Claramente, a seguradora queria que eu saísse do plano. Era mais negócio para
ela.
Consequentemente, eu me juntei a milhões de outros
americanos que imediatamente perderam os planos de saúde que até então tinham.
Encontrar um novo plano exigia navegar em um labiríntico sistema burocrático,
caracterizado por uma confusão envolta no caos. Desde então, os serviços de saúde
nunca mais foram os mesmos.
E isso foi apenas o começo. O colapso do sistema de
planos de saúde nos EUA se acelerou desde então. Havia cada vez menos opções à
medida que cada vez mais seguradoras iam à falência. Mesmo que você tivesse um
plano de saúde, era impossível saber se o médico ou hospital aceitariam aquela
sua seguradora específica, uma vez que ninguém podia obrigá-los a isso. Você
não tinha como obrigar a seguradora a realmente cobrir aquilo que, no papel, o
governo a obrigava a cobrir. As exigências das segurdoras por documentações e
comprovações só faziam crescer, e tudo com o compreensível objetivo de tentar
controlar as despesas.
Milhões de americanos repentinamente passaram a
viver em um estado de extrema ansiedade. Uma visita ao médico poderia
significar uma conta de apenas US$ 40 ou a total falência do indivíduo. Mesmo que
você não tivesse problemas de saúde, o simples temor de se tornar doente já
bastava para mantê-lo acordado à noite.
O novo sistema atingiu cada americano de classe
média exatamente onde dói mais.
Todas as pesquisas mostravam a insatisfação dos
americanos, comprovando que este era um sistema incrivelmente ruim. E Hillary
Clinton se recusava a admitir que a coisa era uma catástrofe. Tudo o que ela
sabia fazer era se congratular por ter lutado muito por sua implantação. Quanta
cegueira.
E a coisa se transformou em pura crueldade quando,
nos debates, ela desprezava todas as preocupações demonstradas pelos eleitores.
A cada debate, suas respostas sobre este assunto eram apavorantes e
impressionantemente sádicas.
A
Navalha de Ockham
E o que dizer de todas as outras questões presentes
nessa eleição americana, do globalismo à política externa, passando pelos
direitos das mulheres e o porte de armas? Invoquemos aqui o princípio da Navalha
de Ockham (em homenagem ao especialista na teoria da lógica Guilherme de Ockham).
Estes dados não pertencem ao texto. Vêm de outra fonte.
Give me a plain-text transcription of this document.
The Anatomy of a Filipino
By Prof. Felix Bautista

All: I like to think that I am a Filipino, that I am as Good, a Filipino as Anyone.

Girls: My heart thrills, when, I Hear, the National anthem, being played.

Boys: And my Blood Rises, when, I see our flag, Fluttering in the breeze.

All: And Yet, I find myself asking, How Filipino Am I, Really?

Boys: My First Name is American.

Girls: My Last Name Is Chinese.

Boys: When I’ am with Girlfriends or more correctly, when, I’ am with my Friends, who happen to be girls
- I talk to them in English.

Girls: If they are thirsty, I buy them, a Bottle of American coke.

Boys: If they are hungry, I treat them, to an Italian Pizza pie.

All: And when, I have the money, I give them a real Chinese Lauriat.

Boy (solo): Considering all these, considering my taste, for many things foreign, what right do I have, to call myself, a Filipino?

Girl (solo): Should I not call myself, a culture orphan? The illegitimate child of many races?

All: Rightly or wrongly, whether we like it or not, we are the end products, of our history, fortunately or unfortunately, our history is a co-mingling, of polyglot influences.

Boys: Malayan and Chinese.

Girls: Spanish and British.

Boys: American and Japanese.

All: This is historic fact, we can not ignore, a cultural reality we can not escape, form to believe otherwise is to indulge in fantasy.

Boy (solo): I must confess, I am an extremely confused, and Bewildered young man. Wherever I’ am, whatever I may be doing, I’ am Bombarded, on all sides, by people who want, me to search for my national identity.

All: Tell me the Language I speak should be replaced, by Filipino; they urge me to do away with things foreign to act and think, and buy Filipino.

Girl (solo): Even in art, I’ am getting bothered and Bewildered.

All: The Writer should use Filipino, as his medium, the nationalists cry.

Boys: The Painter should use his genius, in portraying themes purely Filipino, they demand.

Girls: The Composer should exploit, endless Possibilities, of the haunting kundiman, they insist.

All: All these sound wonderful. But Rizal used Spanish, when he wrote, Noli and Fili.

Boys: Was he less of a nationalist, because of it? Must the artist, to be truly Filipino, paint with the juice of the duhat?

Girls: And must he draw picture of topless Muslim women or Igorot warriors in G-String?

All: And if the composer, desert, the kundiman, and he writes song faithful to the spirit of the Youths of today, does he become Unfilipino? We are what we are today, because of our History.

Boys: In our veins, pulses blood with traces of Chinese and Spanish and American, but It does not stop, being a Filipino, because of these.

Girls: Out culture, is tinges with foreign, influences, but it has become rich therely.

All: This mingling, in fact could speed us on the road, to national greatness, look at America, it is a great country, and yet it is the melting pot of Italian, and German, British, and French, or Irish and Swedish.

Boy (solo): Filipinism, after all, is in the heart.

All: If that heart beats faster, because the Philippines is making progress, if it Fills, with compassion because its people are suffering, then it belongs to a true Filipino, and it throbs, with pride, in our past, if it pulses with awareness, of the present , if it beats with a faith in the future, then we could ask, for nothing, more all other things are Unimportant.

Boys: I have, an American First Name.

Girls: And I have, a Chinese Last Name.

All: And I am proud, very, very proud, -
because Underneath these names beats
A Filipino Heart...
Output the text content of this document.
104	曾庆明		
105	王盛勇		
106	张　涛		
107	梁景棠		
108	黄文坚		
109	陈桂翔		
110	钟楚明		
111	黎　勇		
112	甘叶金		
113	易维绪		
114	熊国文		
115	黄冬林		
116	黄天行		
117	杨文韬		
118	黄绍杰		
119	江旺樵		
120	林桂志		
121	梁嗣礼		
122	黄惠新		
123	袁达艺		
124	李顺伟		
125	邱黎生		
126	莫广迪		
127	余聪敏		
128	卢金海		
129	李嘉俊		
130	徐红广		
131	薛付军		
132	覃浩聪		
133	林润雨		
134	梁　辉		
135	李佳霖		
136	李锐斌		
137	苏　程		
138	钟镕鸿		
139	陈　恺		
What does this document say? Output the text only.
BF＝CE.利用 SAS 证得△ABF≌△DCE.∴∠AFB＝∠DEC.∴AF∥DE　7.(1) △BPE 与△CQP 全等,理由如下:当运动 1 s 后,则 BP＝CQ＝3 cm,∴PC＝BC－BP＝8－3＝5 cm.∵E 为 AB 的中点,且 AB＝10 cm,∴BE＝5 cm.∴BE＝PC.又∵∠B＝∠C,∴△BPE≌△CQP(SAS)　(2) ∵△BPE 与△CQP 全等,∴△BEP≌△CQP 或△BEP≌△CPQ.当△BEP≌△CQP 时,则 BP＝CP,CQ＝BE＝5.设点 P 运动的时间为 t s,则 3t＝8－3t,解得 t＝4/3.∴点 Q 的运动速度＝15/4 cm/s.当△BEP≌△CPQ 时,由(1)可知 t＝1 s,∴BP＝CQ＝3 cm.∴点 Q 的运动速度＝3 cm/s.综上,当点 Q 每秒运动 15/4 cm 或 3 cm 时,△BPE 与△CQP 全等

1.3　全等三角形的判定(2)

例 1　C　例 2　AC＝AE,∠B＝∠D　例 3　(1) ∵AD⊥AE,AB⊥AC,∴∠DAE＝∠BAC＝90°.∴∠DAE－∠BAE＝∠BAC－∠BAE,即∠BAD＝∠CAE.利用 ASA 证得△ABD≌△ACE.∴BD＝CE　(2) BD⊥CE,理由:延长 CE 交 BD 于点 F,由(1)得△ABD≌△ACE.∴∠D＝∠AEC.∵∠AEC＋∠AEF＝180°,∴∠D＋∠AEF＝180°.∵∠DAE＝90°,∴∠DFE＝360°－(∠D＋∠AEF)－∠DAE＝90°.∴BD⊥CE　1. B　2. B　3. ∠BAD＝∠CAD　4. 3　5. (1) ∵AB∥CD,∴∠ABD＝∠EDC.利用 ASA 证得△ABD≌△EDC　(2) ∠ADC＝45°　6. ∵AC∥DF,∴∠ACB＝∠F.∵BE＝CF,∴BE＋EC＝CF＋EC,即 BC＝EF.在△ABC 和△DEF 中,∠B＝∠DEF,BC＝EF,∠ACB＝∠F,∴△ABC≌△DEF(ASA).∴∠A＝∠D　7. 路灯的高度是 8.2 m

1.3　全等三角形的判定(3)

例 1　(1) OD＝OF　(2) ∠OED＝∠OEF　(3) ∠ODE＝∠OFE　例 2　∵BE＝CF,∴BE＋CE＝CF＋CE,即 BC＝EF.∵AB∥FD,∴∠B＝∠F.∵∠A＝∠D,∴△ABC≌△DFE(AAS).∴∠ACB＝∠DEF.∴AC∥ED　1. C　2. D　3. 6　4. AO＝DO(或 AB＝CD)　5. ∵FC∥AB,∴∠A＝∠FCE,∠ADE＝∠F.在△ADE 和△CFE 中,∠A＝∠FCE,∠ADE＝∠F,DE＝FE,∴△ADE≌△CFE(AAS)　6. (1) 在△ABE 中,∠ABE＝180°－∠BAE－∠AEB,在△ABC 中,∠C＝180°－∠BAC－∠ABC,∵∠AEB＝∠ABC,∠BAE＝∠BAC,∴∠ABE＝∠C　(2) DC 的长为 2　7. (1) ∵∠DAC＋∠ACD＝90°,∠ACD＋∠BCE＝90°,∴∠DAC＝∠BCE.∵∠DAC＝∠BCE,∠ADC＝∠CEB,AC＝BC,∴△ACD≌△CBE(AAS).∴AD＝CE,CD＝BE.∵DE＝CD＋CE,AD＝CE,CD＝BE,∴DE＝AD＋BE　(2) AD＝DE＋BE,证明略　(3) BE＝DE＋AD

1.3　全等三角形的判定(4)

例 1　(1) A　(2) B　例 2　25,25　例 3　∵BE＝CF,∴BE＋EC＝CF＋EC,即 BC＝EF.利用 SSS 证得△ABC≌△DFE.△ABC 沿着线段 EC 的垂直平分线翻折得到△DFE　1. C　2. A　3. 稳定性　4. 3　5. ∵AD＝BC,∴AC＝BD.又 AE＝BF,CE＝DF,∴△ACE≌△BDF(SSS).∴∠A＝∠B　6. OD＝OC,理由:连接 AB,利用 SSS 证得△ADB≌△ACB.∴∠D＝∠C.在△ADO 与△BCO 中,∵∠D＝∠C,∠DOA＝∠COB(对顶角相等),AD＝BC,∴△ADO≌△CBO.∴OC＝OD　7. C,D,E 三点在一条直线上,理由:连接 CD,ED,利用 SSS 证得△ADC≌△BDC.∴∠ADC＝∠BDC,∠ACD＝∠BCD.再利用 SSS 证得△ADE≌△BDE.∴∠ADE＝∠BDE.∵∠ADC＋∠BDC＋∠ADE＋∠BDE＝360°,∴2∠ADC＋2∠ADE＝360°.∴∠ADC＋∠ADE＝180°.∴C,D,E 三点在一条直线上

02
Ela diz o seguinte: "Havendo diversas teorias, aquela que recorrer ao menor
número de suposições deve ser a escolhida".
Com isso em mente, faz sentido adotar a seguinte
suposição para explicar o resultado dessa eleição: os americanos odeiam o
Obamacare. Nos estados decisivos (os swing states), o Obamacare
foi o fator que determinou o resultado; foi o fator que transformou eleitores
passivos em ativos; democratas em republicanos; e independentes em eleitores de
Trump.
Veja
o que ocorreu em Wisconsin, por exemplo: um estado majoritariamente
democrata que surpreendeu a todos ao dar a vitória a Trump. As pesquisas de
boca de urna mostravam que havia algum consenso em apenas uma questão: o
Obamacare havia ido longe demais. Ao passo que apenas 17% disseram que ele era
bom (e isso em um estado historicamente democrata), nada menos que 45% disseram
que ele havia ido longe demais. Dentre esses 45%, 81% votaram em Trump. Isso,
por si só, foi o suficiente para transformar o estado do Wisconsin de democrata
em republicano, criando um ponto de virada na contagem eleitoral.
Uma
pesquisa realizada em junho de 2016 pela Kaiser Family Foundation
demonstrou o tamanho da encrenca. O número de pessoas que classificavam seu
plano de saúde como "não tão bom" ou "ruim" aumentou de 20% para 31% entre 2015
e 2016. As pessoas que classificavam como "bom" ou "excelente" diminuíram na
mesma proporção. E isso foi em junho. De
lá para cá, os problemas só pioraram.
O
alerta de Bill Clinton
Ironicamente, foi o sempre astuto Bill Clinton quem
fez o mais proeminente
alerta sobre o Obamacare, um mês antes da eleição:
Então,
você tem esse sistema completamente maluco, no qual, repentinamente, 25 milhões
de pessoas adquirem um plano de saúde enquanto aquelas outras pessoas que estão
se matando de trabalhar, em alguns casos 60 horas por semana, acabam vendo suas
mensalidades dobrarem e sua cobertura cortada à metade. É a coisa mais maluca
do mundo.
No dia seguinte, obviamente, ele recuou, disse que
foi mal interpretado, e seus comentários foram imediatamente enterrados.
O Obamacare foi a maior e mais ambiciosa iniciativa
doméstica de Barack Obama nestes últimos 8 anos. O programa tinha os melhores cérebros
trabalhando em sua implantação, todos os recursos, todo o poder e toda a promoção
da mídia. E ele fracassou. E destruiu a confiança das pessoas em algo que está
no cerne de suas vidas.
E essa perda de confiança se traduziu em uma
incredulidade generalizada em relação a tudo o que a candidata democrata dizia.
Se ela era incapaz de falar a verdade sobre o que realmente aconteceu com o seu
adorado programa, se ela era incapaz de ter empatia com todos os problemas que
o americano médio estava vivenciando em decorrência de um programa que ela
dedicou parte de sua vida profissional a implantar, por que o povo deveria
confiar a presidência a ela? Eis
a questão.
É fácil entender como essa dinâmica se transformou
em revolta contra uma elite dominante distante e fria, que em nada se
preocupava com as preocupações reais do americano médio. Isso comprovou verídica a narrativa de Trump.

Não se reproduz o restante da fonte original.